Importantly, Peirce point about protoplasm was the thermodynamic one. Thermodynamics had explained existence in terms of an entropy principle. And that made negentropy - the emergence of cosmic organisation a real problem. Even worse for Peirce's developmental cosmology, this new mechanical notion of entropy said the cosmos must begin in a state of high order, and his chaos is what comes at the end in a heat death.
So Peirce was wanting to say no. The ancient's had it right with their organicism. First there was an endlessly lively chaos, then this developed constraints to produce the well organised, very habitual, cosmos we see around us today. And so Peirce foresaw what was eventually proven by Prigogine. Boltzmann's mechanical version of thermodynamics is simply the reduced and deadened version of the livelier thermodynamics of modern dissipative structure theory. And cosmologists like Layzer have been championing a developmental cosmology as a consequence.
Anyway, the point is that when Peirce speaks about a cosmic mind, he means one actually ruled by psychical law and so one in which the key fact is not the emergence of consciousness - a surplus of feeling - but instead about the constraint or suppression of that in order to produce the regularity of habits.
As Short stresses, his objective idealism focuses on the principle of generalisation. Peirce is saying that lawfulness or habits develop via the "spreading" of a confusion of sharply felt instances. Over time, the differences fall away and some commonality emerges - a conception, a schema, a category, a universal. And this comes to encode a constraint on variety. It comes to encode the top-down formal and final purpose that constitutes the being of a habit, with its regulative effect on lively spontaneity.

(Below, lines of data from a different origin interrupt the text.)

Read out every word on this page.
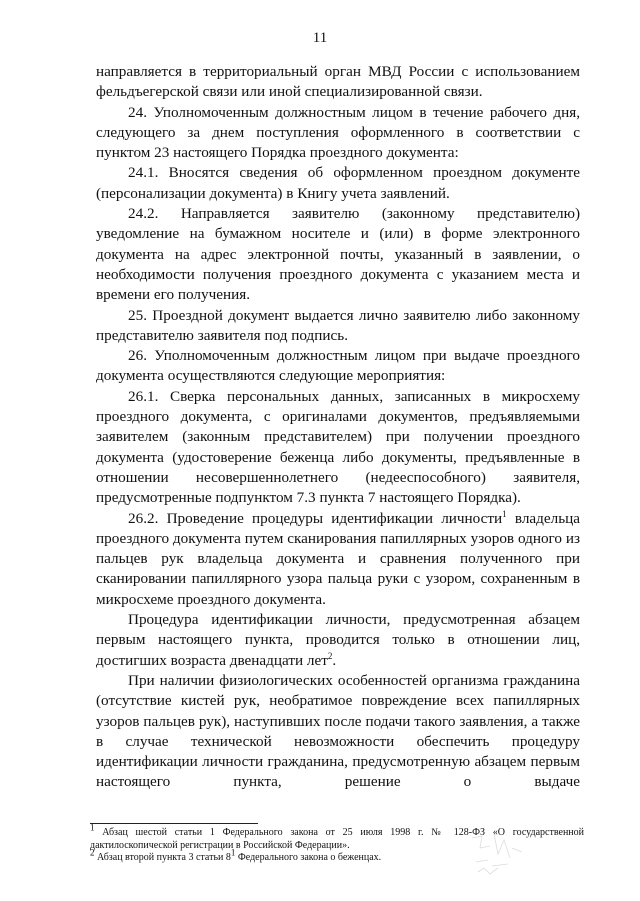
11

направляется в территориальный орган МВД России с использованием фельдъегерской связи или иной специализированной связи.

24. Уполномоченным должностным лицом в течение рабочего дня, следующего за днем поступления оформленного в соответствии с пунктом 23 настоящего Порядка проездного документа:

24.1. Вносятся сведения об оформленном проездном документе (персонализации документа) в Книгу учета заявлений.

24.2. Направляется заявителю (законному представителю) уведомление на бумажном носителе и (или) в форме электронного документа на адрес электронной почты, указанный в заявлении, о необходимости получения проездного документа с указанием места и времени его получения.

25. Проездной документ выдается лично заявителю либо законному представителю заявителя под подпись.

26. Уполномоченным должностным лицом при выдаче проездного документа осуществляются следующие мероприятия:

26.1. Сверка персональных данных, записанных в микросхему проездного документа, с оригиналами документов, предъявляемыми заявителем (законным представителем) при получении проездного документа (удостоверение беженца либо документы, предъявленные в отношении несовершеннолетнего (недееспособного) заявителя, предусмотренные подпунктом 7.3 пункта 7 настоящего Порядка).

26.2. Проведение процедуры идентификации личности$^1$ владельца проездного документа путем сканирования папиллярных узоров одного из пальцев рук владельца документа и сравнения полученного при сканировании папиллярного узора пальца руки с узором, сохраненным в микросхеме проездного документа.

Процедура идентификации личности, предусмотренная абзацем первым настоящего пункта, проводится только в отношении лиц, достигших возраста двенадцати лет$^2$.

При наличии физиологических особенностей организма гражданина (отсутствие кистей рук, необратимое повреждение всех папиллярных узоров пальцев рук), наступивших после подачи такого заявления, а также в случае технической невозможности обеспечить процедуру идентификации личности гражданина, предусмотренную абзацем первым настоящего пункта, решение о выдаче

$^1$ Абзац шестой статьи 1 Федерального закона от 25 июля 1998 г. № 128-ФЗ «О государственной дактилоскопической регистрации в Российской Федерации».

$^2$ Абзац второй пункта 3 статьи $8^1$ Федерального закона о беженцах.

So you do have a very difficult bit of philosophy here. But what is clear - in my opinion - is that while it sounds like Peirce is simply doing the easy thing of making panpsychic proclamations - the Universe is made of mind stuff - you really have to pay attention to the technical detail of how he really intends to cash out his objective idealism. And there he starts to talk about mechanical/material laws vs organic/psychical laws.
So - as is the case with modern biosemiotics - he really is focused on trying to fix the shortcomings of reductionism by bringing in four causes Aristoteleanism. He is saying life and mind do show there must be more to nature than a mechanist's conception of reality as a clutter of blindly bumping lumps, a rain of atoms in a void. And psychical laws - the story of habit formation in living beings right from humans down to protoplasm - capture the essence of that.
So it is not that nature has phenomenological experience everywhere in some degree - the panpsychic position. It is that nature everywhere is organised by this common "psychical" principle of habit-formation or the universal growth in reasonableness.
You could say in this light that matter is effete mind in having gone right to the extreme of being so habitual as to be deterministic. And humans - because of their complex organisation - are instead a lively balance of feeling and habits. Humans have huge capacity for development in their own lifetimes.
After his objective idealism phase, Peirce did continue to develop his semiotics more fully, which is why I personally would describe his ultimate goal as pansemiotics. If you can drop the apparent appeals to phenomenological experience - Peirce was quite plain he was against this dualistic reading - then you are left with his emphasis on a commonality of a semiotic mechanism. It is the way that minds work - by generalising away a chaos of fluctuating feeling to arrive at the intelligible regularity of habit - which is the insight he wanted to apply to a developmental metaphysics of existence itself.